Most users lock their computer screens when they temporarily step away from them. While this seems like a good security measure, it isn’t good enough, a security researcher demonstrated this week.
Security researcher Rob Fuller has discovered a unique attack method that can steal PC credentials from Windows and Mac computers.Fuller’s attack is effective against locked computers on which the user has already logged in.

If the Mac is running Lion or above, type the following commands instead, changing the username and newpassword accordingly: You should now be able to access your Mac without restrictions. Part 3: Protecting your Mac from Mac OS X Password Bypass As you can see, it is really easy to hack into your own Mac. May 22, 2020  Short of someone with a tech-savvy family member who’s suddenly died, it’s astonishingly unlikely to ever encounter someone who’s been unaware of a firmware password on their Mac.

Fuller used USB-based Ethernet adapters, for which he modified the firmware code to run special software that sets the plug-and-play USB device as the network gateway, DNS, and WPAD(Web Proxy Auto-discovery Protocol ) servers on the computer it’s connected to.

The attack is possible because most computers will automatically install any plug-and-play USB device.

USB is Plug-and-Play. This means that even if a system is locked out, the device still gets installed,” Fuller wrote on his blog .

“Now, I believe there are restrictions on what types of devices are allowed to install at a locked out state on newer operating systems (Win10/El Capitan), but Ethernet/LAN is definitely on the white list.”
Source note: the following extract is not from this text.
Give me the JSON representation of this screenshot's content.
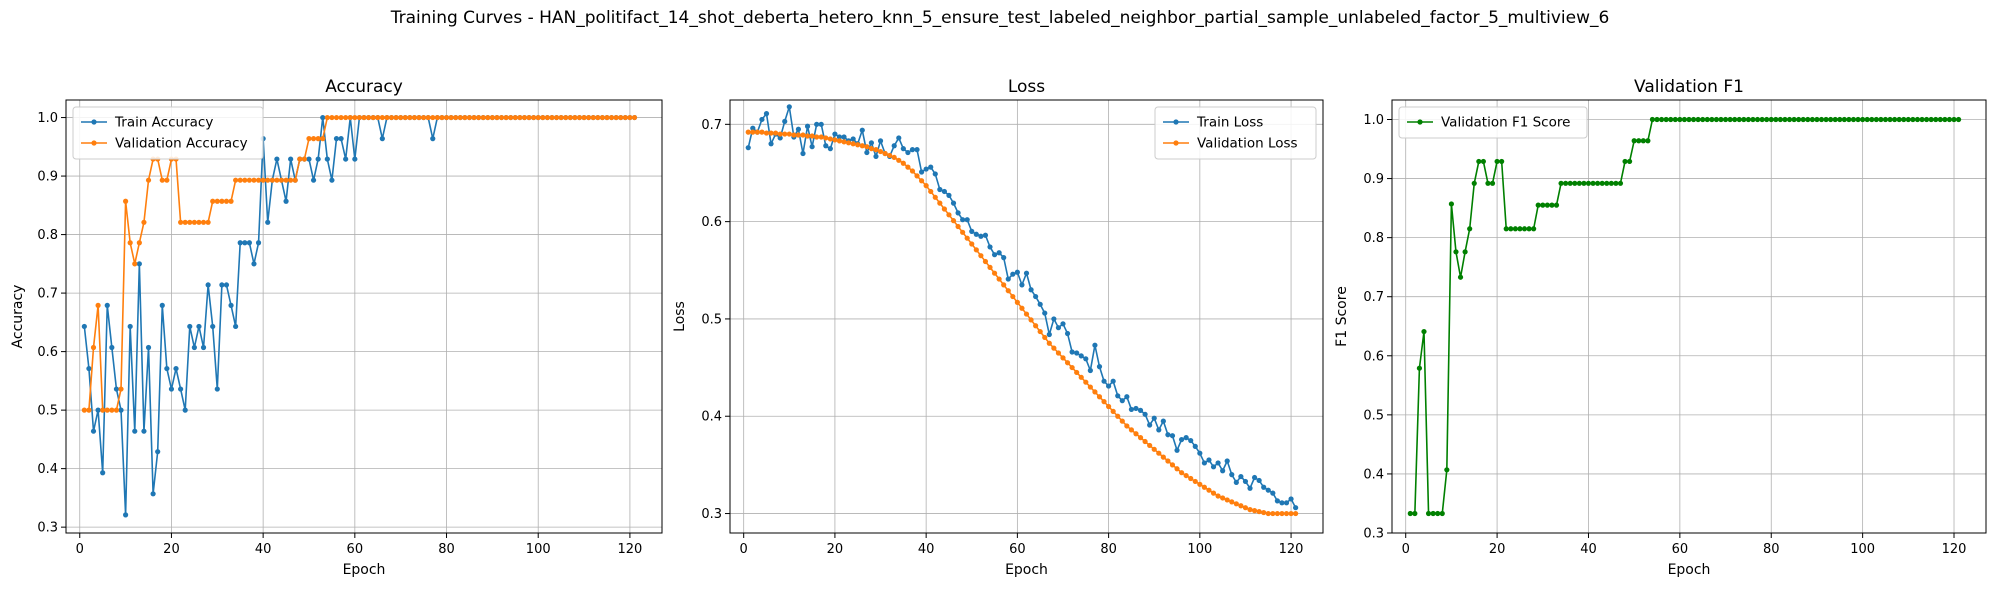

Mdified device includes software that intercepts these credentials and saves them to an SQLite database. The password is in its hashed state, but this can be cracked using currently available technology

According to Fuller, computers in a locked state still generate network traffic, allowing for the account name and hashed password to be extracted. The time it takes for a USB device to capture credentials from a system using this attack is around 13 seconds. He used two ethernet dongles USB Armory and Hak5 Turtle.

Fuller successfully tested his attack against Windows 98 SE, Windows 2000 SP4, Windows XP SP3, Windows 7 SP1, Windows 10 (Enterprise and Home), OS X El Capitan, and OS X Mavericks.

He says the attack was successful against Windows 98 SE, Windows 2000 SP4, Windows XP SP3, Windows 7 SP1, Windows 10 (Enterprise and Home), OS X El Capitan, and OS X Mavericks. He is about to test linux OS.

This page will help you to retrieve/extract the hash associated to an OSX account. We tried to enumerate all the OS X flavors available, but this article is still 'in beta' depending on the new OS X versions.
Once the hash is extracted, you can send it here and we will try to recover it.

The same as in 10.2 (Jaguar). See below.

Mac Firmware Password Hack

The same as in 10.2 (Jaguar). See below.

Forgot Firmware Password Mac

Dump the hash :
This hash is created using the Unix DES Crypt(3) function, where the password is first truncated to 8 characters.

First find out a users' GUID:
Next take that GUID and dump the hash file
The first 64 characters are the NTLM hash (first 32 NT, next 32 LM) and the last 40 characters are the SHA1 hash.

You can obtain the GUID just as in 10.3 (Panther). See above.
After obtaining the GUID, you can dump the passwords just as in 10.5 (Leopard). See below.

First find a users' GUID:
After getting the GUID you can dump various hashes. By default the only hash stored is the salted SHA1. If the user has turned on SMB file sharing then the NTLM hash will also be stored.
If you upgraded from 10.3->10.4->10.5 then the zero salted SHA1 is also stored.
Salted SHA1 (first 8 characters are the salt)
Zero-Salted SHA1 (first 8 characters are the salt and will always be all zeros)
NTLM (first 32 characters are NT, next 32 are LM)

Use this tutorial

The shadow files are stored on the filesystem at /var/db/dslocal/nodes/Default/users/%user%.plist.
They are in plist format so you'll need to use the plutil command to view them or use the defaults command to extract/write specific keys if desired.
Only the root user has access to the files.
To view the contents of a shadow file for a user: To get the hash: Where %username% in the above example is the user you're looking for the hash for.
Finally the wanted hash starts with '$ml$' and length is 203 characters.

Few links to help you :
- http://lionsurf.wordpress.com/crack-user-password-in-os-x-mountain-lion/
- http://www.michaelfairley.co/blog/2014/05/18/how-to-extract-os-x-mavericks-password-hash-for-cracking-with-hashcat/
- script to automate the process (.app).

Turn Off Mac Firmware Password

The hashes of the users are stored in: To get the hash: or directly through directory services:

Davegrohl tool created in early 2011 is a password hash extractor & companion tool to John the Ripper.
Sadly the development of this tool has been stopped (but could be forked..), the current status is :

Dave compiles fine on Yosemite and will happily (but very slowly) crack user passwords. Out of the box, OS X uses PBKDF2 to encrypt its user passwords which is very slow to crack for one machine. Turning on Windows (SMB) file sharing will disable this feature.